Dienstag, Mai 14, 2024
Der Faktor Mensch
Foto: Thinkstock

Die Zeiten, als Qualität vor allem Zuverlässigkeit und solide Fertigung bedeutete, sind vorbei. Heute schließt der Begriff auch ökologische und soziale Nachhaltigkeit ein und erfordert neue Maßstäbe. Die bloße Vermeidung von Fehlern greift zu kurz: Qualitätsmanagement strebt nach Exzellenz auf allen Ebenen.

»Qualität besteht, wenn der Preis längst vergessen ist«, sagte einst Henry Royce, Mitbegründer der legendären Automobilmarke Rolls-Royce. Dieses Zitat hat heute noch Bestand – und doch ist die Sache heute um einiges komplizierter. Der Begriff Qualität implizierte seit jeher etwas Hochwertiges, für das Kunden auch gerne etwas mehr bezahlen. Dieser Aspekt gilt weiterhin, zusätzlich bestimmen aber neue Kriterien das Verständnis von Qualität. Das Produktangebot wird immer breiter und komplexer. Kunden sind kritischer und anspruchsvoller – und legen andere Qualitätsmaßstäbe an, zumal Unterschiede bei Produkten und Dienstleistungen nicht immer auf den ersten Blick erkennbar sind.

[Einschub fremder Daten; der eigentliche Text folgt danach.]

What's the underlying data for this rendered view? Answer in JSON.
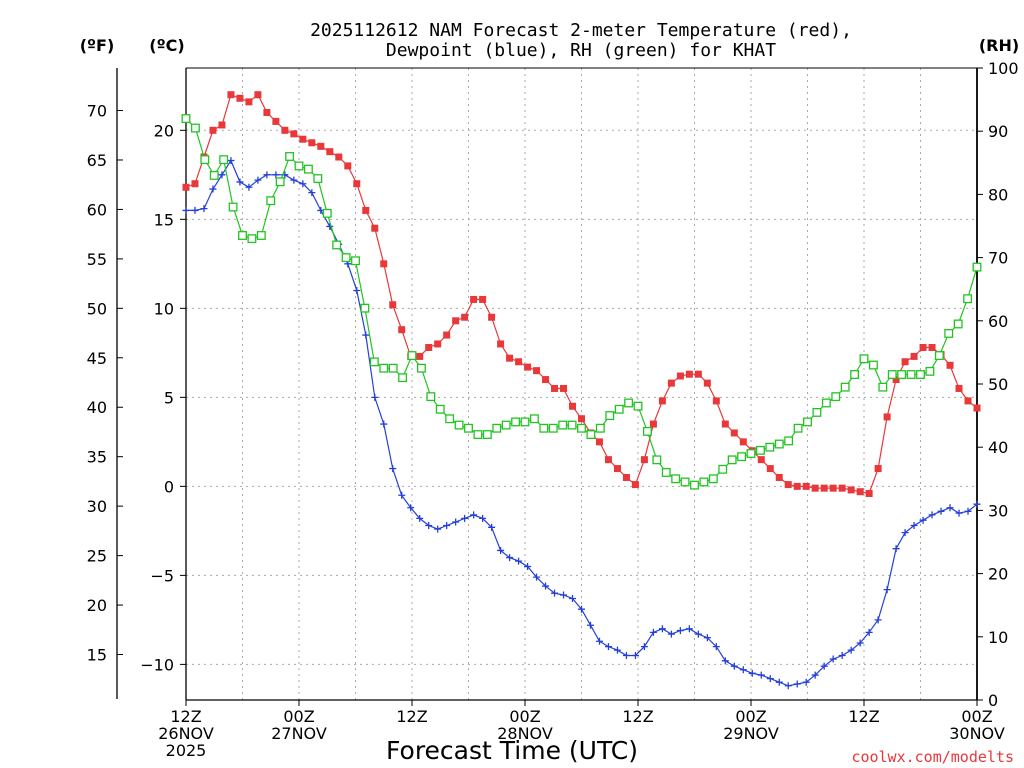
{
  "chart_data": {
    "type": "line",
    "title_line1": "2025112612 NAM Forecast 2-meter Temperature (red),",
    "title_line2": "Dewpoint (blue), RH (green) for KHAT",
    "unit_f": "(ºF)",
    "unit_c": "(ºC)",
    "unit_rh": "(RH)",
    "xlabel": "Forecast Time (UTC)",
    "credit": "coolwx.com/modelts",
    "x_range_hours": [
      0,
      84
    ],
    "y_range_c": [
      -12,
      23.5
    ],
    "rh_range": [
      0,
      100
    ],
    "f_ticks": [
      15,
      20,
      25,
      30,
      35,
      40,
      45,
      50,
      55,
      60,
      65,
      70
    ],
    "c_ticks": [
      -10,
      -5,
      0,
      5,
      10,
      15,
      20
    ],
    "rh_ticks": [
      0,
      10,
      20,
      30,
      40,
      50,
      60,
      70,
      80,
      90,
      100
    ],
    "x_ticks": [
      {
        "hour": 0,
        "lines": [
          "12Z",
          "26NOV",
          "2025"
        ]
      },
      {
        "hour": 12,
        "lines": [
          "00Z",
          "27NOV"
        ]
      },
      {
        "hour": 24,
        "lines": [
          "12Z"
        ]
      },
      {
        "hour": 36,
        "lines": [
          "00Z",
          "28NOV"
        ]
      },
      {
        "hour": 48,
        "lines": [
          "12Z"
        ]
      },
      {
        "hour": 60,
        "lines": [
          "00Z",
          "29NOV"
        ]
      },
      {
        "hour": 72,
        "lines": [
          "12Z"
        ]
      },
      {
        "hour": 84,
        "lines": [
          "00Z",
          "30NOV"
        ]
      }
    ],
    "colors": {
      "temperature": "#e8383a",
      "dewpoint": "#2540d8",
      "rh": "#22c422"
    },
    "series": [
      {
        "name": "Temperature",
        "unit": "C",
        "values": [
          16.8,
          17,
          18.5,
          20,
          20.3,
          22,
          21.8,
          21.6,
          22,
          21,
          20.5,
          20,
          19.8,
          19.5,
          19.3,
          19.1,
          18.8,
          18.5,
          18,
          17,
          15.5,
          14.5,
          12.5,
          10.2,
          8.8,
          7.3,
          7.3,
          7.8,
          8,
          8.5,
          9.3,
          9.5,
          10.5,
          10.5,
          9.5,
          8,
          7.2,
          7,
          6.7,
          6.5,
          6,
          5.5,
          5.5,
          4.5,
          3.8,
          3,
          2.5,
          1.5,
          1,
          0.5,
          0.1,
          1.5,
          3.5,
          4.8,
          5.8,
          6.2,
          6.3,
          6.3,
          5.8,
          4.8,
          3.5,
          3,
          2.5,
          2,
          1.5,
          1,
          0.5,
          0.1,
          0,
          0,
          -0.1,
          -0.1,
          -0.1,
          -0.1,
          -0.2,
          -0.3,
          -0.4,
          1,
          3.9,
          6,
          7,
          7.3,
          7.8,
          7.8,
          7.4,
          6.8,
          5.5,
          4.8,
          4.4
        ]
      },
      {
        "name": "Dewpoint",
        "unit": "C",
        "values": [
          15.5,
          15.5,
          15.6,
          16.7,
          17.5,
          18.3,
          17.1,
          16.8,
          17.2,
          17.5,
          17.5,
          17.5,
          17.2,
          17,
          16.5,
          15.5,
          14.6,
          13.6,
          12.5,
          11,
          8.5,
          5,
          3.5,
          1,
          -0.5,
          -1.2,
          -1.8,
          -2.2,
          -2.4,
          -2.2,
          -2,
          -1.8,
          -1.6,
          -1.8,
          -2.3,
          -3.6,
          -4,
          -4.2,
          -4.5,
          -5.1,
          -5.6,
          -6,
          -6.1,
          -6.3,
          -6.9,
          -7.8,
          -8.7,
          -9,
          -9.2,
          -9.5,
          -9.5,
          -9,
          -8.2,
          -8,
          -8.3,
          -8.1,
          -8,
          -8.3,
          -8.5,
          -9,
          -9.8,
          -10.1,
          -10.3,
          -10.5,
          -10.6,
          -10.8,
          -11,
          -11.2,
          -11.1,
          -11,
          -10.6,
          -10.1,
          -9.7,
          -9.5,
          -9.2,
          -8.8,
          -8.2,
          -7.5,
          -5.8,
          -3.5,
          -2.6,
          -2.2,
          -1.9,
          -1.6,
          -1.4,
          -1.2,
          -1.5,
          -1.4,
          -1
        ]
      },
      {
        "name": "RH",
        "unit": "%",
        "values": [
          92,
          90.5,
          85.5,
          83,
          85.5,
          78,
          73.5,
          73,
          73.5,
          79,
          82,
          86,
          84.5,
          84,
          82.5,
          77,
          72,
          70,
          69.5,
          62,
          53.5,
          52.5,
          52.5,
          51,
          54.5,
          52.5,
          48,
          46,
          44.5,
          43.5,
          43,
          42,
          42,
          43,
          43.5,
          44,
          44,
          44.5,
          43,
          43,
          43.5,
          43.5,
          43,
          42,
          43,
          45,
          46,
          47,
          46.5,
          42.5,
          38,
          36,
          35,
          34.5,
          34,
          34.5,
          35,
          36.5,
          38,
          38.5,
          39,
          39.5,
          40,
          40.5,
          41,
          43,
          44,
          45.5,
          47,
          48,
          49.5,
          51.5,
          54,
          53,
          49.5,
          51.5,
          51.5,
          51.5,
          51.5,
          52,
          54.5,
          58,
          59.5,
          63.5,
          68.5
        ]
      }
    ]
  }
}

»Geiz ist geil« zum Trotz wird Qualität zumeist sehr wohl geschätzt. Wer beim Preis spart, nimmt bewusst Abstriche bei der Verarbeitung, den Inhaltsstoffen oder im Service in Kauf. Die Latte liegt dennoch hoch: Was enttäuscht, wird nicht mehr gekauft. Kunden haben die Wahl und nutzen sie auch.

Mehrwert ist gefragt

Wie viel uns Qualität wert ist, entspricht letztlich einer subjektiven Wahrnehmung. Allerdings kommt dieses Empfinden nicht nur bei teuren Luxusautos wie Rolls-Royce zum Tragen, sondern auch bei Gütern des täglichen Bedarfs. Besonders sensibel reagieren Konsumenten bei Lebensmitteln. In einer Studie der Deutschen Gesellschaft für Qualität (DGQ) nannten im September 2016 mehr als zwei Drittel der 1.040 befragten Personen den Geschmack als wichtigstes Kriterium bei der Auswahl von Lebensmitteln. Knapp dahinter folgt der Preis (65 %), der in der 2014 erstmals durchgeführten Erhebung noch mit 72 % unangefochten an der Spitze lag. Seither haben Geschmack und gesunde Ernährung stark aufgeholt; vor allem die Eigenschaften »frisch und unbehandelt«, »frei von künstlichen Zusatzstoffen« sowie »gesund und nährstoffreich« werden geschätzt. Auch regionale Herkunft gilt jedem Dritten als Zeichen für Qualität.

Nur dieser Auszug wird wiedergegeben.